Catalyzing Change through Culturally Based Parenting
This is an excerpted impact story from our 2020 Annual Report.
“It starts here, it starts now.” Those were the words of a parent finishing Iñupiaq culture-based parenting classes. The classes are hosted by the Maniilaq Association and focus on reintegrating traditional Illitqusait values and family roles into parenting through a program funded, in part, by Alaska Children’s Trust.
As a catalyst, the Children’s Trust works to inspire and implement new ideas to bring about real change. Often, that change comes from our role as a grantmaker, supporting programs across the state that work toward our mission. Maniilaq’s multi-day program encourages and teaches parenting based on traditional Iñupiat values and methodologies to parents from Kotzebue and its surrounding villages. The program reawakens these values and utilizes Iñupiaq ancestral adaptations developed to endure the harsh Alaska climate for time immemorial as well as the cultural trauma of the last 200 years.
The class focuses on key tools like nonverbal communication, observational learning, and collaborative storytelling to convey the difficulties of parenthood and begin to work through issues together. Linda emphasizes that the Iñupiaq views encourage “teaching parenting through our own actions and our own mistakes and using our culture as strength to bring back balance and communication to families.” Class participants co-teach by sharing current struggles or past issues. “Often the best teacher of the class is the one with the similar experience,” says Linda, and parents often chuckle and be silly together to work through their different situations. The classes use sharing stories to build trust that can be brought home to family members. Sometimes, this first step is the hardest one, as it requires self-motivation.
Linda’s interest in traditional Iñupiaq values was piqued when the Regional Elders began sharing them and she thought it was a “very good list but over time realized that the process of change was missing.” She wanted to find practical applications for the wealth of knowledge of Iñupiaq family dynamics and worked with a similar Inuit organization in Canada to learn more about communicating the ideas. As a young parent herself, Linda realized just how critical the need was and noticed social issues in herself, her family, and the community that could be solved with a return to core traditional teachings.
The classes start by discussing the four quadrants of the family life cycle and the roles and responsibilities of each quadrant: Elders, babies and toddlers, young adults, and adults. Class members talk about how adults are meant to pay attention to all others in the circle and their needs, emphasizing that communication between age groups is key. Linda says that some of the communication methods are drawn from ancient survival techniques, explaining that “our ancestors were very family based and depended upon observation and cooperation to survive.” She highlighted the importance of checking in on others by using nonverbal clues: “Do they have questions or confusion shown by their body language or in their eyes that we need to stop and address?” These strategies of observation and mirroring teach problem solving, how to assess a situation, to negotiate, and to be watchful of everything. The parents become aware of the variety of communication skills that can aid raising their youngsters holistically.

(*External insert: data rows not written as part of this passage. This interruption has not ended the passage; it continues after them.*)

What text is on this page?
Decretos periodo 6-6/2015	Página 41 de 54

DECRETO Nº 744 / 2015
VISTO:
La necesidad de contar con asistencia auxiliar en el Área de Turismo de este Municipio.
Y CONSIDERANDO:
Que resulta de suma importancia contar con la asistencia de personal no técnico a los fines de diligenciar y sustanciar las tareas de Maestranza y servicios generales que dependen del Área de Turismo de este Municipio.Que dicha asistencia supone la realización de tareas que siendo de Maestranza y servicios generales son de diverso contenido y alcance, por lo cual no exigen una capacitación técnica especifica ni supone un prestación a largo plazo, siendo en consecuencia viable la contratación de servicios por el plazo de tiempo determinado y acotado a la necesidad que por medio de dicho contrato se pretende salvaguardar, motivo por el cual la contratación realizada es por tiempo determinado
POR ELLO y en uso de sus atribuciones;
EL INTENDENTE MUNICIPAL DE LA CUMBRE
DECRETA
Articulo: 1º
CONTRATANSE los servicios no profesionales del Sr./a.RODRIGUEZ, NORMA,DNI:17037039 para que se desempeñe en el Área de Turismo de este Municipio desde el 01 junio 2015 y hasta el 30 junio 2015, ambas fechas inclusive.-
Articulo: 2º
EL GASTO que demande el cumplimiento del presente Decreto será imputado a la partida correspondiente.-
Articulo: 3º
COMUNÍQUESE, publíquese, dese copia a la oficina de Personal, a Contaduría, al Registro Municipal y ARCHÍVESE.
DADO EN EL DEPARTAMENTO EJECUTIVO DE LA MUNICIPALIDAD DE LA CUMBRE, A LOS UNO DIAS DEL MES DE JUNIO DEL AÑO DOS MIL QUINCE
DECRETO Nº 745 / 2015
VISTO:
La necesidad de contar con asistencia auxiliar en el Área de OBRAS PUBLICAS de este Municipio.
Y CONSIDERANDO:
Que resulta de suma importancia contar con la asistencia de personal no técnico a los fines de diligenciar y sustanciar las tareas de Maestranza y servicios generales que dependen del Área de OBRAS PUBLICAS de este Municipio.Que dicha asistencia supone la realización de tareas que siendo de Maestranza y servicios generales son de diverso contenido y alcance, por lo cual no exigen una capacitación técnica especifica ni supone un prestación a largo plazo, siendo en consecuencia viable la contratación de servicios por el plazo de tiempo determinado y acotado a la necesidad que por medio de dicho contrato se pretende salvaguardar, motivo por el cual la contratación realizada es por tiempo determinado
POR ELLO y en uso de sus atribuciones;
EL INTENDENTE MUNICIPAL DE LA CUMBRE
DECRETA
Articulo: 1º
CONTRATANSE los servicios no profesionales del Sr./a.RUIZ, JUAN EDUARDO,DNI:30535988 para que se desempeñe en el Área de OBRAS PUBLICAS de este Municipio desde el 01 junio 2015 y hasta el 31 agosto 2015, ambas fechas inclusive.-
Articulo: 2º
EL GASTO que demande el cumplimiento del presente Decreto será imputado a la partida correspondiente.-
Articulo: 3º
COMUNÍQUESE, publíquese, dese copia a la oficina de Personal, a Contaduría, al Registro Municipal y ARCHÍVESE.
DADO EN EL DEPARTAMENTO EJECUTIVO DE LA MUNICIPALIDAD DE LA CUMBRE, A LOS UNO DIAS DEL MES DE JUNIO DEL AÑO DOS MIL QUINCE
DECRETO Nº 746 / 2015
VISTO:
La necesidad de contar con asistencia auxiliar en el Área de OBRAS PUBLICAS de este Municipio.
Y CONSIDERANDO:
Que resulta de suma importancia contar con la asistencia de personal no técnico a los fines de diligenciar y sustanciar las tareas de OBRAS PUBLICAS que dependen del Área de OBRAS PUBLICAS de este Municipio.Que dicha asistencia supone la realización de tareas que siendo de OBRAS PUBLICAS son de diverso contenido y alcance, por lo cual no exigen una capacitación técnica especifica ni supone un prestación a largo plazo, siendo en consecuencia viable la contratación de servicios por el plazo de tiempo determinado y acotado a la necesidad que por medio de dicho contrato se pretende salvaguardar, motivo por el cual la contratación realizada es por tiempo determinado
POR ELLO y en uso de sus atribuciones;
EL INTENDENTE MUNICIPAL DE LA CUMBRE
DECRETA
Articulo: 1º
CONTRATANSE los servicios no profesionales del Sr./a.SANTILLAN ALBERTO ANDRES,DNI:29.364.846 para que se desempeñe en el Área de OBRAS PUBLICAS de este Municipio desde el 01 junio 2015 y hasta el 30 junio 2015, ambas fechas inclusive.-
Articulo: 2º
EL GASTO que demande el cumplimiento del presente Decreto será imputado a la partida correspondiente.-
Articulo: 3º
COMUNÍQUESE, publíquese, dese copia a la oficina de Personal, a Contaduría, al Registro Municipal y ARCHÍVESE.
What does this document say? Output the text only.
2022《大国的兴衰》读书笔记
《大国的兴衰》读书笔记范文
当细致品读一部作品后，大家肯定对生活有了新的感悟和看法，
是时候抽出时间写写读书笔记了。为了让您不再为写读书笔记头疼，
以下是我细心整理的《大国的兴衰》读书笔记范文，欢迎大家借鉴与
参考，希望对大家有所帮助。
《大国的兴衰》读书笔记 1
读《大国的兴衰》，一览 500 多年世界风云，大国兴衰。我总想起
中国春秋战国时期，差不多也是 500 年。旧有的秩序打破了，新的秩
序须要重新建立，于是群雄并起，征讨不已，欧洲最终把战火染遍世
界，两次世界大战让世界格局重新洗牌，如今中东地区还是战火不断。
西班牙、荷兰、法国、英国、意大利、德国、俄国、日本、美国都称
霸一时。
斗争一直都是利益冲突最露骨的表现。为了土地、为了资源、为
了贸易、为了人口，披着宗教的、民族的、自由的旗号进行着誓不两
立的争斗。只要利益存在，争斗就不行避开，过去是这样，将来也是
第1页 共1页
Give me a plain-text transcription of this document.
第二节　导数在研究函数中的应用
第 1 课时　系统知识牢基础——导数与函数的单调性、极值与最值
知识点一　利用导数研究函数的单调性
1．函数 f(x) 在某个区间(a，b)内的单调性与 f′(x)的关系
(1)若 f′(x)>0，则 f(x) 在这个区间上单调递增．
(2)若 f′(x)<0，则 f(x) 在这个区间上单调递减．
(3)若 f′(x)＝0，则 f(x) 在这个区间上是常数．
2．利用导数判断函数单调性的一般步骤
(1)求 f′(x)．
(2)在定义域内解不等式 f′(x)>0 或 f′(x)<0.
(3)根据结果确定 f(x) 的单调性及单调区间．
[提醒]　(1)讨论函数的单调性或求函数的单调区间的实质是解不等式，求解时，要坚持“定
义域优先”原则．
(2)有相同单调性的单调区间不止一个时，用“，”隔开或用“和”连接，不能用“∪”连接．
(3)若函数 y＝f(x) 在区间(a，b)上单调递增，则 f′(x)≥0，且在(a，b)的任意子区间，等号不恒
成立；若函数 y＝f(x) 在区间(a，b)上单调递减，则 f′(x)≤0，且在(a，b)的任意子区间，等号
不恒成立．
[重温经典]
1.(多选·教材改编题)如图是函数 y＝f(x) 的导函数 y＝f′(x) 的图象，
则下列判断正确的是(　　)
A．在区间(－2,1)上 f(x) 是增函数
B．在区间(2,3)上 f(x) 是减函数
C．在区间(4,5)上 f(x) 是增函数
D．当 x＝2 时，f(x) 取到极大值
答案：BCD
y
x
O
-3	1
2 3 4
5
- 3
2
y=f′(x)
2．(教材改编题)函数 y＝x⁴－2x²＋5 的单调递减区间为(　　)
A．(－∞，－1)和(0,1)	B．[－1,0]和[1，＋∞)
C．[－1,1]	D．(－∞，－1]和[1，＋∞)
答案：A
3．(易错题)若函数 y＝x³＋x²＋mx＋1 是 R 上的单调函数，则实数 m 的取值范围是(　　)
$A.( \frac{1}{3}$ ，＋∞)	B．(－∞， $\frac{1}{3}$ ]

The classes are sensitive to the trauma many parents have endured, recognizing that some may still be stinging from the past or are working through grief issues of their own. The classes also acknowledge the gap in access to cultural traditions caused when many young Alaska Natives returned from mandatory boarding schools and Elders could not find the right feeling words in English to pass traditions down.
Despite the challenges, Linda is filled with hope for the future. She says that some traditions slipped but they are working on bringing them back, while also building up the confidence of parents and providing choices of different tools to use to be a critical family member and support for their children. She sees a subtle change in the parents in class; their body language shifts remarkably between the first and the last day. Many build up more self-confidence and reach out to learn from each other in class. Some parents come in and “are comfortable with one or two words but won’t even speak in sentences, and by the end they’re expressing their needs and wishes.”
When parents feel heard and get the tools they need, there is cascading impact. We at Alaska Children’s Trust look forward to seeing the positive ripples of these classes in families and communities across Alaska.